I slowly accumulated each part and had someone made a custom stand for me, as the dimensions for this tank isn't standard size.

Here is what I have so far:

Exo Terra 22G rimless tank
Custom black stand
Kessil Ocean Blue A150w
Tunze 9004 Skimmer
Hydor Koralia 425 gph powerhead
Tunze Nano Osmolator

Right now I only have sand and ~15 lbs of live rock. Its currently cycling for the first week.

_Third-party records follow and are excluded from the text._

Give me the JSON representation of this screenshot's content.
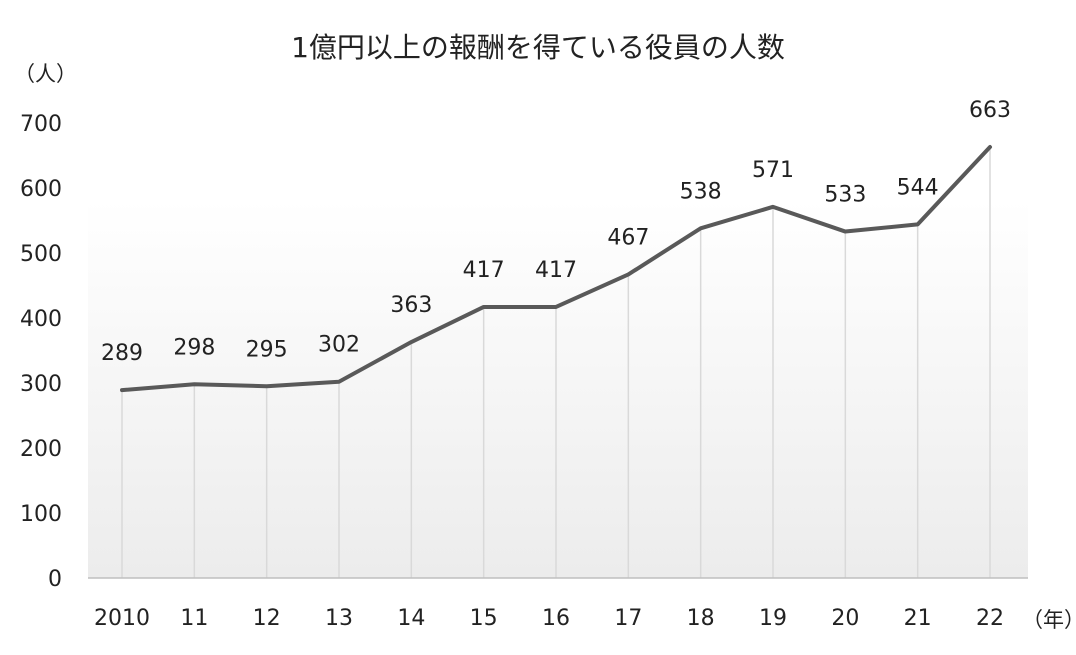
{
  "chart_data": {
    "type": "line",
    "title": "1億円以上の報酬を得ている役員の人数",
    "ylabel": "（人）",
    "xlabel": "（年）",
    "categories": [
      "2010",
      "11",
      "12",
      "13",
      "14",
      "15",
      "16",
      "17",
      "18",
      "19",
      "20",
      "21",
      "22"
    ],
    "series": [
      {
        "values": [
          289,
          298,
          295,
          302,
          363,
          417,
          417,
          467,
          538,
          571,
          533,
          544,
          663
        ]
      }
    ],
    "ylim": [
      0,
      700
    ],
    "yticks": [
      0,
      100,
      200,
      300,
      400,
      500,
      600,
      700
    ],
    "data_labels": true,
    "grid": "vertical drop lines at each category",
    "colors": {
      "line": "#595959",
      "dropline": "#d9d9d9",
      "axis": "#bfbfbf"
    }
  }
}
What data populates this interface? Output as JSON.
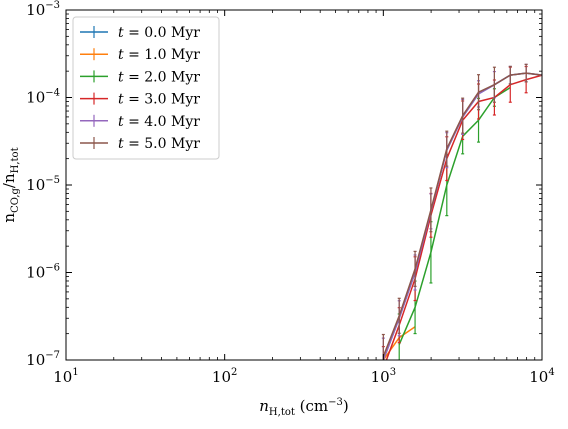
{
  "chart_data": {
    "type": "line",
    "title": "",
    "xlabel": "n_H,tot (cm^-3)",
    "ylabel": "n_CO,g / n_H,tot",
    "xscale": "log",
    "yscale": "log",
    "xlim": [
      10,
      10000
    ],
    "ylim": [
      1e-07,
      0.001
    ],
    "x_ticks": [
      {
        "value": 10,
        "base": "10",
        "exp": "1"
      },
      {
        "value": 100,
        "base": "10",
        "exp": "2"
      },
      {
        "value": 1000,
        "base": "10",
        "exp": "3"
      },
      {
        "value": 10000,
        "base": "10",
        "exp": "4"
      }
    ],
    "y_ticks": [
      {
        "value": 1e-07,
        "base": "10",
        "exp": "−7"
      },
      {
        "value": 1e-06,
        "base": "10",
        "exp": "−6"
      },
      {
        "value": 1e-05,
        "base": "10",
        "exp": "−5"
      },
      {
        "value": 0.0001,
        "base": "10",
        "exp": "−4"
      },
      {
        "value": 0.001,
        "base": "10",
        "exp": "−3"
      }
    ],
    "grid": false,
    "legend_position": "top-left",
    "series": [
      {
        "name": "t = 0.0 Myr",
        "label_value": "0.0",
        "color": "#1f77b4",
        "x": [
          1000,
          1259,
          1585,
          1995,
          2512,
          3162,
          3981,
          5012,
          6310,
          7943,
          10000
        ],
        "y": [
          1e-07,
          3e-07,
          1e-06,
          5e-06,
          2.5e-05,
          6e-05,
          0.00011,
          0.00014,
          0.00018,
          0.00019,
          0.00018
        ],
        "yerr": [
          0,
          0,
          0,
          0,
          0,
          0,
          0,
          0,
          0,
          0,
          0
        ]
      },
      {
        "name": "t = 1.0 Myr",
        "label_value": "1.0",
        "color": "#ff7f0e",
        "x": [
          1000,
          1259,
          1585
        ],
        "y": [
          1e-07,
          1.8e-07,
          2.4e-07
        ],
        "yerr": [
          0,
          0,
          0
        ]
      },
      {
        "name": "t = 2.0 Myr",
        "label_value": "2.0",
        "color": "#2ca02c",
        "x": [
          1259,
          1585,
          1995,
          2512,
          3162,
          3981,
          5012,
          6310
        ],
        "y": [
          1.5e-07,
          4e-07,
          1.7e-06,
          1e-05,
          3.6e-05,
          5.5e-05,
          0.0001,
          0.00013
        ],
        "yerr": [
          0.35,
          0.3,
          0.35,
          0.35,
          0.2,
          0.25,
          0.1,
          0
        ]
      },
      {
        "name": "t = 3.0 Myr",
        "label_value": "3.0",
        "color": "#d62728",
        "x": [
          1000,
          1259,
          1585,
          1995,
          2512,
          3162,
          3981,
          5012,
          6310,
          7943,
          10000
        ],
        "y": [
          8e-08,
          2.5e-07,
          8.5e-07,
          4.5e-06,
          2e-05,
          5.5e-05,
          9e-05,
          0.0001,
          0.00014,
          0.00016,
          0.00018
        ],
        "yerr": [
          0.25,
          0.2,
          0.25,
          0.25,
          0.25,
          0.22,
          0.2,
          0.2,
          0.2,
          0.15,
          0
        ]
      },
      {
        "name": "t = 4.0 Myr",
        "label_value": "4.0",
        "color": "#9467bd",
        "x": [
          1000,
          1259,
          1585,
          1995,
          2512,
          3162,
          3981,
          5012,
          6310,
          7943,
          10000
        ],
        "y": [
          1e-07,
          3e-07,
          1e-06,
          5e-06,
          2.5e-05,
          6e-05,
          0.00011,
          0.00014,
          0.00018,
          0.00019,
          0.00018
        ],
        "yerr": [
          0.25,
          0.2,
          0.2,
          0.2,
          0.2,
          0.2,
          0.15,
          0.15,
          0.1,
          0.1,
          0
        ]
      },
      {
        "name": "t = 5.0 Myr",
        "label_value": "5.0",
        "color": "#8c564b",
        "x": [
          1000,
          1259,
          1585,
          1995,
          2512,
          3162,
          3981,
          5012,
          6310,
          7943,
          10000
        ],
        "y": [
          1.1e-07,
          3.2e-07,
          1.1e-06,
          5.2e-06,
          2.6e-05,
          6.2e-05,
          0.000115,
          0.00014,
          0.00018,
          0.00019,
          0.00018
        ],
        "yerr": [
          0.25,
          0.2,
          0.2,
          0.25,
          0.2,
          0.2,
          0.2,
          0.2,
          0.1,
          0.1,
          0
        ]
      }
    ]
  }
}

Plans for this tank is to make it into an anemone only tank. I would like to keep a pair of Maroon Clowns and an Potter's Angelfish. Couple shrimps and CUC.


----------



## aQ.LED (Nov 13, 2012)

I think you should move the kessile a bit higher. seems both side are a bit dim, unless that is what you want for spot light effect


----------



## m_class2g (Apr 21, 2010)

Nice. Lights look good. Good deal too =) lol


----------



## blurry (May 10, 2010)

:O your the one that bought my tank, nice looking tank so far


----------



## scott tang (Jan 29, 2012)

looking good when is coral time ?


----------



## mcc21 (Oct 24, 2011)

aQ.LED said:


> I think you should move the kessile a bit higher. seems both side are a bit dim, unless that is what you want for spot light effect


Its actually pretty bright, no spotlight. Its my crappy Samsung S3 camera =(



blurry said:


> :O your the one that bought my tank, nice looking tank so far


Yes I am i believe =)



scott tang said:


> looking good when is coral time ?


hahaha...no plans for corals... anenomes =)


----------



## scott tang (Jan 29, 2012)

ooo cool rock flower ? maxi mini or bta ? also id cover your power head in foam so them nems can cewicide


----------



## mcc21 (Oct 24, 2011)

scott tang said:


> ooo cool rock flower ? maxi mini or bta ? also id cover your power head in foam so them nems can cewicide


Thanks! i take my chance haha

i want everything! lol... carpet and BTA for sure. and some wavy one... Rock flower ones are so rare locally and $


----------



## mcc21 (Oct 24, 2011)




----------